We have two great problems. The first is the lack of awareness about the scale of development happening here: the GLA and Tower Hamlets Council almost seem embarrassed about what is happening. One forecast suggests a population of 150,000 people in the future, compared to about 56,000 today and 12,500 in the early 1980s.
Under construction right now we have residential buildings of 75, 68, 67, 60, 55, 56 and 53 storeys in height – plus many more between 40 and 50 storeys (the tallest residential building in the UK right now is the 50 storey St Georges Wharf tower). Three minutes walk from ASDA is the recently completed 45 storey Baltimore Wharf tower. Next to that will be the UK’s largest co-living site, with 706 apartments with shared facilities.
We have 19,500 homes with planning permission, and counting all sites where there is development activity underway we get to a total of around 36,000 new homes. The GLA would also like to add office space for another 110,000 workers at Canary Wharf adding to the 120,000 there today: surprisingly few live locally.
The densest small place in the UK according to the Office for National Statistics is Millharbour, in the middle of the island, with a population density equivalent to 90,000 people per km2 as of 2014. By the end of 2017, when two new developments complete construction on Millharbour the density will be around 120,000 people. The Upper East Side of Manhattan has 44,000 people. The next densest place in the UK has 57,000 people per km2.
This is all happening within 25 minutes’ walk of the ASDA site. We are also an island – and a floodplain – with rivers on three sides, and motorways and docks on our northern boundary. We only have two road exits, on either side of the island: our beautiful docks limit transport connectivity.
You would expect this level of growth to attract record levels of infrastructure investment: Canary Wharf is the third most important economic centre in the UK, and half of the UKs internet traffic goes through data centres in Blackwall. But this is our second big problem: a lack of new infrastructure to support that growth. Money earnt on the Isle of Dogs to fund new local infrastructure has historically been spent elsewhere in Tower Hamlets: we are the local cash cow.
In fact, rather than gaining new services and infrastructure we are losing them.
For example, last year we had four petrol stations in the E14 post code area. Two have been knocked down for redevelopment, ASDA is due to go and the last one Texaco on Cotton Street is in a physically small site which is often inaccessible due to traffic jams waiting to enter the Blackwall Tunnel. Yet the E14 postcode is the fastest growing place in the UK: including Poplar, we may well achieve a population of 250,000 people. That’s one fuel station for a place bigger than Brighton, York or Hull.
Something will get developed at the ASDA site: developers already have planning permission for 850 homes up to 23 storeys, yet had wanted to replace it with 2,000 up to 38 storeys. But we should not sacrifice quality of life by allowing anything to be built just because there is a crisis: that just stores up different problems.

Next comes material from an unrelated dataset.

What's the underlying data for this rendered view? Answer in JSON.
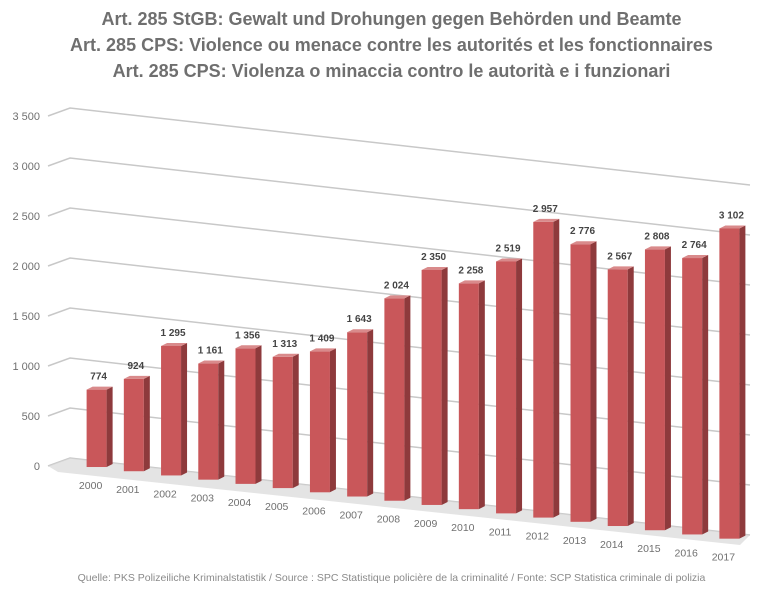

London usually rates poorly on quality of life in international surveys and we need to do more to remedy this. Rather than building homes which are poorly thought out, which are not beautiful, which worsen the provision of infrastructure and which reduce the quality of life of existing and future residents we need to build the best homes possible: BIMBY (Beauty in my Backyard), not NIMBY.
It is also why we set up the Isle of Dogs Neighbourhood Planning Forum to ensure development is sustainable. Such a unique place requires unique solutions.
And if you do not believe any of the above I am happy to give you a personal tour of the area.
Andrew Wood is a Conservative councillor for Canary Wharf ward on Tower Hamlets council.